In return, Roche will hold the exclusive right to commercialize zilebesiran outside the U.S., while Alnylam will receive up to low double-digit royalties on net overseas sales.
Alynlam will also take charge of zilebesiran’s clinical development for its first indication, hypertension, with Roche’s participation. Alnylam will shoulder 40% of the costs, while Roche will contribute 60%. Roche will take charge of the development for all additional indications in the future.
Monday’s agreement combines “Alnylam’s proven track record in RNAi therapeutics with Roche’s global commercial reach,” Alnylam CEO Yvonne Greenstreet said in a statement.
“With this collaboration, we now can develop zilebesiran in a more robust way, allowing us to have cardiovascular outcomes data in hand at launch to ensure results relevant not only for health authorities but also for access and clinical practice,” Greenstreet said.

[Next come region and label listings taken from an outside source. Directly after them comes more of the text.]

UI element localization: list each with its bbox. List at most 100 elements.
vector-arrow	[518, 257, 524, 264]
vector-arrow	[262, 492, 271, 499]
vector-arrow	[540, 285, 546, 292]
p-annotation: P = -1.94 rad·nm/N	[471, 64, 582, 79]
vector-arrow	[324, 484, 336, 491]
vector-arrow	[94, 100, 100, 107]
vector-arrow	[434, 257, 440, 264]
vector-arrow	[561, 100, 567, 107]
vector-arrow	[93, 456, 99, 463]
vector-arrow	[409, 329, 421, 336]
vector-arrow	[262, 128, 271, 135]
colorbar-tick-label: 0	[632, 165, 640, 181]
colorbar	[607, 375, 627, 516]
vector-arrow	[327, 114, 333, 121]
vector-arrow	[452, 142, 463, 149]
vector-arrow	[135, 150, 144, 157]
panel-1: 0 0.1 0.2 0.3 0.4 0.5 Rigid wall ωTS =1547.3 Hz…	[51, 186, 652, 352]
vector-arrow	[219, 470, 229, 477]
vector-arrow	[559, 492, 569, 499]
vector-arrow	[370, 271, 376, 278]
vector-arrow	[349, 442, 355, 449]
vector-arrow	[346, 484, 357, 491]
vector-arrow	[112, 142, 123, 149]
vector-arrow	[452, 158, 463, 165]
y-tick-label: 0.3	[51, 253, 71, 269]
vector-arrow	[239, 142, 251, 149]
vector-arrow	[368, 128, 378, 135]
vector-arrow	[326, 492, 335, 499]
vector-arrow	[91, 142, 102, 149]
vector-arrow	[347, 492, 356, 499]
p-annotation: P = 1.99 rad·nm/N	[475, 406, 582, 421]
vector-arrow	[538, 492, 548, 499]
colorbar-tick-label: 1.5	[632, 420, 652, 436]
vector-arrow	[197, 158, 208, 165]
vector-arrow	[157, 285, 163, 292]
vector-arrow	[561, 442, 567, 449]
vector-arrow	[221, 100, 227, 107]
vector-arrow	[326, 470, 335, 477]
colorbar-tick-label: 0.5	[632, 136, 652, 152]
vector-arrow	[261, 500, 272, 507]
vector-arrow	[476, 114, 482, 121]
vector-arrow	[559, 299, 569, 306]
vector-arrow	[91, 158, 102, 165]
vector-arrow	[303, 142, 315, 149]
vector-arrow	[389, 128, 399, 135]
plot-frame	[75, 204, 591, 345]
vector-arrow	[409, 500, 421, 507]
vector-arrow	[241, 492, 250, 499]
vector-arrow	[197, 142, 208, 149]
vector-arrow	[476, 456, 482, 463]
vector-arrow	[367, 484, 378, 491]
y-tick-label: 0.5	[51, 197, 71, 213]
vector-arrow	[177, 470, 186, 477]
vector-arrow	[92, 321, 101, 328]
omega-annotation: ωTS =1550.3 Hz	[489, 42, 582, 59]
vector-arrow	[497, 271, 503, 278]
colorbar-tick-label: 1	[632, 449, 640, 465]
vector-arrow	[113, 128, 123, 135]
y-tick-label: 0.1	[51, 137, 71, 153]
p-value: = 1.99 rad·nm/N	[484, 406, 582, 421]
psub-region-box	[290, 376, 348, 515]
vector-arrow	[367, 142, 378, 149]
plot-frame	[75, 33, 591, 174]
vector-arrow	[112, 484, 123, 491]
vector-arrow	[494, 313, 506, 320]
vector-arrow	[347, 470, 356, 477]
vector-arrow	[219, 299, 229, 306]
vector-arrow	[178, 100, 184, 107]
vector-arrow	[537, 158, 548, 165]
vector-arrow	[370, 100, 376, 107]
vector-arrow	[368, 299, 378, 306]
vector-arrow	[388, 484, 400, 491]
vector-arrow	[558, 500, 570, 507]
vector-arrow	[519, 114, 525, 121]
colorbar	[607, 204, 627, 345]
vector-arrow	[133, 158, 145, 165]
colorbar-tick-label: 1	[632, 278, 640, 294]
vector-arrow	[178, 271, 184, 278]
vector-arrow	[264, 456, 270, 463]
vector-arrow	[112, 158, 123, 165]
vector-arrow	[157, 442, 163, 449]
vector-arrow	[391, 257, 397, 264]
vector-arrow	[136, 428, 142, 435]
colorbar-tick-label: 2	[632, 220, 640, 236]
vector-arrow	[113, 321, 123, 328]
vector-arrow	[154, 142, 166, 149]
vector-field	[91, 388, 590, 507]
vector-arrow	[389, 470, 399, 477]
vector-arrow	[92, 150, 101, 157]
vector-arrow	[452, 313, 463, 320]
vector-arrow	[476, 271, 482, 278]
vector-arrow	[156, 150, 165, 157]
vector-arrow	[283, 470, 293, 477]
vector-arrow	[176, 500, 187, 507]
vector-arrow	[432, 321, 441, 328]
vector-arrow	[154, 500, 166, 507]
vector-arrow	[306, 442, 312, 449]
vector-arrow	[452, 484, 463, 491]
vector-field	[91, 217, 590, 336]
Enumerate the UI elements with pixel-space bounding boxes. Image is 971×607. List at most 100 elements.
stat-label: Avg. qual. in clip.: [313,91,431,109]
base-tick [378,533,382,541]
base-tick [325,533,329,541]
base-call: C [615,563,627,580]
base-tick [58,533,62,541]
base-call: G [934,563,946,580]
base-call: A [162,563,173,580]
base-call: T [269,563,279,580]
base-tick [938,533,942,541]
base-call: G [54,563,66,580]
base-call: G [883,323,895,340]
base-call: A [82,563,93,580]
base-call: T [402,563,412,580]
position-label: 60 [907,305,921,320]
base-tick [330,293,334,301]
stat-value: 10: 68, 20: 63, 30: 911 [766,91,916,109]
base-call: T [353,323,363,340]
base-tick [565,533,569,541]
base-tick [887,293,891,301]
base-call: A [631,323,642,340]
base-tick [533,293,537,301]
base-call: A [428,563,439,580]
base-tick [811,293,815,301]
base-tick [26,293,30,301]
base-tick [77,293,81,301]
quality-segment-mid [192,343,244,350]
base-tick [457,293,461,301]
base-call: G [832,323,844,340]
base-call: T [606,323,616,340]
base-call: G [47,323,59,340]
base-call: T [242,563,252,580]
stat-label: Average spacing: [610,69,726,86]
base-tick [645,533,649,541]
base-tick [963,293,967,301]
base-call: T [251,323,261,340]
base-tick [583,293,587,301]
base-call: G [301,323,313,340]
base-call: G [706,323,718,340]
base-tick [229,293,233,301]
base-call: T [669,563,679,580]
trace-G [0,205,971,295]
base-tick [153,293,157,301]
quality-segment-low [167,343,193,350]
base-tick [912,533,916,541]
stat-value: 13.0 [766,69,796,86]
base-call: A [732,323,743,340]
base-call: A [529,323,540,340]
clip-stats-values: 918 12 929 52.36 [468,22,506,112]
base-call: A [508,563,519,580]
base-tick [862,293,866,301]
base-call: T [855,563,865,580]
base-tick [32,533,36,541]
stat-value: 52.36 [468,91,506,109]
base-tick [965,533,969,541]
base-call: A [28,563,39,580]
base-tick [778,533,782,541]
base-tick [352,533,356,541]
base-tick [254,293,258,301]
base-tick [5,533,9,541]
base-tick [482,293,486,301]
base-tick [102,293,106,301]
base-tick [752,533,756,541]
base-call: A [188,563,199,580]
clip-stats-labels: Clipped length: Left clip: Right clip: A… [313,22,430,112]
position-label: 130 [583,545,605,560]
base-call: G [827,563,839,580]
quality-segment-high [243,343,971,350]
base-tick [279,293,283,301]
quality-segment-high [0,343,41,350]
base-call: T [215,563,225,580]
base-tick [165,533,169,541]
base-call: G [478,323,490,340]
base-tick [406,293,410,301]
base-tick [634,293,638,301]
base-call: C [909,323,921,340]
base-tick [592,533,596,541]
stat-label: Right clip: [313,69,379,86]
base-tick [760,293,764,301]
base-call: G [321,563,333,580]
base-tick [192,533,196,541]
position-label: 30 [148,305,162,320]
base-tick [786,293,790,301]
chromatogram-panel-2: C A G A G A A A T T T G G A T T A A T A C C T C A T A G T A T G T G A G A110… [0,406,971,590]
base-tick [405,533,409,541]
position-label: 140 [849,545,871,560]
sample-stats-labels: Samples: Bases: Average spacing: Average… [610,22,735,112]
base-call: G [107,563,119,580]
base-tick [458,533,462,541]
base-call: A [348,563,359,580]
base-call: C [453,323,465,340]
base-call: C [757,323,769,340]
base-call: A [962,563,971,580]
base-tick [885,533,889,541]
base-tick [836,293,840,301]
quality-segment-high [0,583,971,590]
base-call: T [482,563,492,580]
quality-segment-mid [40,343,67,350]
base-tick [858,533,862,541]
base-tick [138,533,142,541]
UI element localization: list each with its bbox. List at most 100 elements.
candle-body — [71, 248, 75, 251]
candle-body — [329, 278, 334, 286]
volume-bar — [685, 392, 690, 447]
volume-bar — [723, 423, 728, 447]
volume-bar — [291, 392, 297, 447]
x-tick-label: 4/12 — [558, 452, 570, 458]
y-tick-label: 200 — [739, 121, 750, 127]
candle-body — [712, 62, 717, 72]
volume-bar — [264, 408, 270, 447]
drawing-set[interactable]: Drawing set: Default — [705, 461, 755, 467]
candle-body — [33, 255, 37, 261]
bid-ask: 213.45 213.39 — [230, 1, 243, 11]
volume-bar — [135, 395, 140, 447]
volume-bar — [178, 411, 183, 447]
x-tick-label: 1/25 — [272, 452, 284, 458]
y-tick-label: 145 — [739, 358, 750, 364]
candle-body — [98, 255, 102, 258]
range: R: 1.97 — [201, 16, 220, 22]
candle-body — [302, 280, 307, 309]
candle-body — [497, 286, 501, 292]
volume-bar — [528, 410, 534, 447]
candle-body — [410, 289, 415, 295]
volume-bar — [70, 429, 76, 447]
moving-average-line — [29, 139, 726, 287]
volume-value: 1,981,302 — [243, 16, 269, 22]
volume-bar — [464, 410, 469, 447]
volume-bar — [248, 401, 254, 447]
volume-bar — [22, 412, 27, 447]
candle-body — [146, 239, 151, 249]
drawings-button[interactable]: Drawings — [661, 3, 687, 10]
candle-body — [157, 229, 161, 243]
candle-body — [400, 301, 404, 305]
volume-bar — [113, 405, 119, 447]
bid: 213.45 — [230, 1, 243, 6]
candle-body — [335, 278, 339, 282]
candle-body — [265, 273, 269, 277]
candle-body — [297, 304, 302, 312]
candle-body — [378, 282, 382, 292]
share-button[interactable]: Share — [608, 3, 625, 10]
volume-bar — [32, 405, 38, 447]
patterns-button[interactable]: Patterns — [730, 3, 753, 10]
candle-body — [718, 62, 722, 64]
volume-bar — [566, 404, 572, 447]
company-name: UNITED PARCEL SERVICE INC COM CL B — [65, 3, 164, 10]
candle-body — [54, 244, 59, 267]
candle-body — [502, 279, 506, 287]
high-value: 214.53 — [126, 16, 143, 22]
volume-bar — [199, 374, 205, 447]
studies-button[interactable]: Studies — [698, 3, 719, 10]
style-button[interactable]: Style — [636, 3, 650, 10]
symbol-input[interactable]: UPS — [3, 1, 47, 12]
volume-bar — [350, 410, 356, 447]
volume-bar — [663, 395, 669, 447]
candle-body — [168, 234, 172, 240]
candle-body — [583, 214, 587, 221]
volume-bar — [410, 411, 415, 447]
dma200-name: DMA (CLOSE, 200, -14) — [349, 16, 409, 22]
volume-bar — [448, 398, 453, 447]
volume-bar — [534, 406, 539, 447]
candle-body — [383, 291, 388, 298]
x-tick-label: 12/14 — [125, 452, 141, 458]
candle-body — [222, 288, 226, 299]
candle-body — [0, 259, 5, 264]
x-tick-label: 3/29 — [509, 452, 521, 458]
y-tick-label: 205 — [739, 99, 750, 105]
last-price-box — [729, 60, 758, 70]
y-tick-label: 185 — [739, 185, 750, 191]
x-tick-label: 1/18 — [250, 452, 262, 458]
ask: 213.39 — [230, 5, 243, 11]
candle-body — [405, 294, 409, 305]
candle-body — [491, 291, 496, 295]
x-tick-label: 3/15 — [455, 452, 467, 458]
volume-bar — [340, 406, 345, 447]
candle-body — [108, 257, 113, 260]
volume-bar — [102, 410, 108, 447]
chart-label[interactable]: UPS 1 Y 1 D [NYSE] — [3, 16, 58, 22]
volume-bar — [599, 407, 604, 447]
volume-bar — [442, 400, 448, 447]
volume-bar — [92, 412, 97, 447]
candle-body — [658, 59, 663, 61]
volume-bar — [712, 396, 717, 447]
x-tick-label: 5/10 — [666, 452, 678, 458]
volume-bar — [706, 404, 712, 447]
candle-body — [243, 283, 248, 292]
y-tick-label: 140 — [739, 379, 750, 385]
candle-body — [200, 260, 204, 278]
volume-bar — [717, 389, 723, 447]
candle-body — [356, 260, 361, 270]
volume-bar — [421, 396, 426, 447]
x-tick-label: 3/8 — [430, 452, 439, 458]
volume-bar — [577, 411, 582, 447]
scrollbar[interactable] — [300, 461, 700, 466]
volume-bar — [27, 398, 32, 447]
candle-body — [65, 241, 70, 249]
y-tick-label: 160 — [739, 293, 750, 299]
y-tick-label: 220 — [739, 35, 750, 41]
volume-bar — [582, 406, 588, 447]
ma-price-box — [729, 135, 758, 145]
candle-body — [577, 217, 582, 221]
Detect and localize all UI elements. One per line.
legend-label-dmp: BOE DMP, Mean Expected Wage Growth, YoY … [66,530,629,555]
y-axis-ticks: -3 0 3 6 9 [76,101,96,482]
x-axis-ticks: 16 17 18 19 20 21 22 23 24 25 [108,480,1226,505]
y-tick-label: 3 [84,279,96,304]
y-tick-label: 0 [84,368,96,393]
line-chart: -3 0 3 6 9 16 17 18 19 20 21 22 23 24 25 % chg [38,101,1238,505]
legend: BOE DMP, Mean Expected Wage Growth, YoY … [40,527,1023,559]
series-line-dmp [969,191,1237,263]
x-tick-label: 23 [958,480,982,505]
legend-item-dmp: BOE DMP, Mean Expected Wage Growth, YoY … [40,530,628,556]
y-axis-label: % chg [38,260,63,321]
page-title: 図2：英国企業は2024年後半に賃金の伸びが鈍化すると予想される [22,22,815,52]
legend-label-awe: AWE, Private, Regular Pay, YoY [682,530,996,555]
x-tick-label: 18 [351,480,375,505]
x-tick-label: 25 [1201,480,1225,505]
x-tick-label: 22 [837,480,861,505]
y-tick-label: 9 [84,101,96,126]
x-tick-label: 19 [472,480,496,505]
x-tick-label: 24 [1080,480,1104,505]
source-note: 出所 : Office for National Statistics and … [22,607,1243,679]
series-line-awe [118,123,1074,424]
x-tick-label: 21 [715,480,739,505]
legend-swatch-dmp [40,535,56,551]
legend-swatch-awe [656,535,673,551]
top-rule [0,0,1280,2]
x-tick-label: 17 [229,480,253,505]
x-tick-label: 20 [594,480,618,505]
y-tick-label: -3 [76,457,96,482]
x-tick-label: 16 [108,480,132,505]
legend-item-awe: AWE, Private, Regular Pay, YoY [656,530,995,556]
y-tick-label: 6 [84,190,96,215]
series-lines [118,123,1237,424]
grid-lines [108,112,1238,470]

Designed to be administered subcutaneously, zilebesiran is an investigational RNAi therapeutic that works by suppressing the production of the angiotensinogen peptide in the liver. Angiotensinogen is the most upstream precursor in the renin-angiotensin-aldosterone cascade, the inhibition of which has been shown to help regulate blood pressure and prevent hypertension.
A Phase I study confirmed that zilebesiran was significantly better than placebo at reducing antiogensinogen levels in a dose-dependent manner. At a dose level of at least 200 mg, zilebesiran treatment also led to durable blood pressure reduction over 24 hours, an effect that was durable for up to six months.
Based on this early-phase performance, Alnylam believes that zilebesiran could have best-in-disease treatment potential for hypertension patients deemed to be at high cardiovascular risk. Its administration schedule, which could potentially involve biannual injections, could also help improve treatment adherence among patients.
Alnylam is currently running the Phase II KARDIA program to evaluate the safety and efficacy of zilebesiran. With almost 400 patients enrolled, KARDIA-1 will assess zilebesiran as a monotherapy for mild-to-moderate hypertension, while KARDIA-2 will evaluate it in combination with one of three standard antihypertensive agents in 630 patients.